In a February 2006 assessment of the success of SPIN researchers concluded that pre-existing archives in pathology departments are “adequate sources of tissue blocks that can be used in many types of research efforts. This assessment shows that individual institutions can utilize electronic data to search for archival tissues which are of interest to researchers.”

The National Mesothelioma Virtual Bank (NMVB)
The National Mesothelioma Virtual Bank (NMVB) is provided through a collaborative effort of the Departments of Biomedical Informatics, Epidemiology, and Pathology at the University of Pittsburgh, and is funded by a grant from the National Institute of Occupational Health and Safety of the Centers for Disease Control and Prevention.

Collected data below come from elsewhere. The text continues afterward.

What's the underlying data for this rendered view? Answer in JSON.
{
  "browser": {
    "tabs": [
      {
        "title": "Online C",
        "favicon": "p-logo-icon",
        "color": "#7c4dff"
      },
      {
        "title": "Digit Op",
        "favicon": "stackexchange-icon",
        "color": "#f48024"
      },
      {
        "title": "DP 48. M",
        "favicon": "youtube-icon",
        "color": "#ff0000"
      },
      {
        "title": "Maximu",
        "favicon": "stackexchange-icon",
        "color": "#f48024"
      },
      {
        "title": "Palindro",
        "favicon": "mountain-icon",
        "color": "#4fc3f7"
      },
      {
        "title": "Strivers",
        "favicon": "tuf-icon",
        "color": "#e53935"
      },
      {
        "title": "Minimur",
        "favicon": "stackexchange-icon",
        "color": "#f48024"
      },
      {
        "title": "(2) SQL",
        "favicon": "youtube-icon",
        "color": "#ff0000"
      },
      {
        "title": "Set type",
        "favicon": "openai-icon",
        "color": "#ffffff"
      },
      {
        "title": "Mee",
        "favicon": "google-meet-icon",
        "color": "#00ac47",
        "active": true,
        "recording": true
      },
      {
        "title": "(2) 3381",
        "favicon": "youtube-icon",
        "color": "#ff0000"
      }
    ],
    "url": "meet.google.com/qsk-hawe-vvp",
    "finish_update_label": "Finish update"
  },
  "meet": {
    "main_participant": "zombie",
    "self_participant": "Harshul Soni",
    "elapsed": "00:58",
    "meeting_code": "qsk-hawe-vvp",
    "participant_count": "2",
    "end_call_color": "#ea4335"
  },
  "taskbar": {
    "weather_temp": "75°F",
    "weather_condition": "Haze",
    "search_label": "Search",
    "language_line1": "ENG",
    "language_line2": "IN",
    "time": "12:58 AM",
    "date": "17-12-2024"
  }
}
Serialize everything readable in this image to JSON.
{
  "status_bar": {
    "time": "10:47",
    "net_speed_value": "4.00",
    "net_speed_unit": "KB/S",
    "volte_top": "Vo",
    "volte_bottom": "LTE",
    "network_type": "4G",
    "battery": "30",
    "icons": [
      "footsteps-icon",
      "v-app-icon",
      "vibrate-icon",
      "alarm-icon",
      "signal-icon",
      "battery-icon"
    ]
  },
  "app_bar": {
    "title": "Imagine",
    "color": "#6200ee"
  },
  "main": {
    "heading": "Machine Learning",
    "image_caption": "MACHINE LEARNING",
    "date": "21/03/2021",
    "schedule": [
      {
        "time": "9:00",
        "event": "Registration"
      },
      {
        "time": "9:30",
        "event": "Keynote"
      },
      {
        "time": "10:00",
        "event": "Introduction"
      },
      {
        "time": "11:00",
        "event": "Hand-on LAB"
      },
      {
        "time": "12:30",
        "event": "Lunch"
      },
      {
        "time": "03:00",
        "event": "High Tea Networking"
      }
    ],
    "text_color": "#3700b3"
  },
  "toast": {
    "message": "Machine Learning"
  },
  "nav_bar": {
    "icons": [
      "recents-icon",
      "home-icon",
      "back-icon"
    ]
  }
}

This virtual bank links data associated with specimens collected and stored at different institutions across the United States. The NMVB provides real-time access to all information including demographic, epidemiologic, pathologic, genotype, and follow-up data associated with biospecimens.

NMVB has close to 1,000 biospecimens including: paraffin embedded tissue, fresh frozen tissue, and developed mesothelioma tissue microarrays (TMAs) with associated multimodal data annotation. The NMVB staff, as well as physicians and researchers, recognize that progress in mesothelioma clinical research can only be achieved through access to high-quality tissue that is associated with data.

The data is available to all researchers, and can be queried by: age at diagnosis, work history, cancer history, genotype, and staging, among other areas. The search is available at no cost to all researchers whether academic or commercial, as well as US-based or foreign.

The University of Texas M.D. Anderson Cancer Center
M.D. Anderson, one of the leading mesothelioma treatment centers in the United States, maintains a mesothelioma tissue bank. Every patient that is treated for mesothelioma is asked to donate tissue and blood specimens in the name of research.

The data will be used in ongoing research testing chemotherapies. M.D. Anderson uses the samples in their database, from 89 patients, as well as obtaining sample from outside laboratories.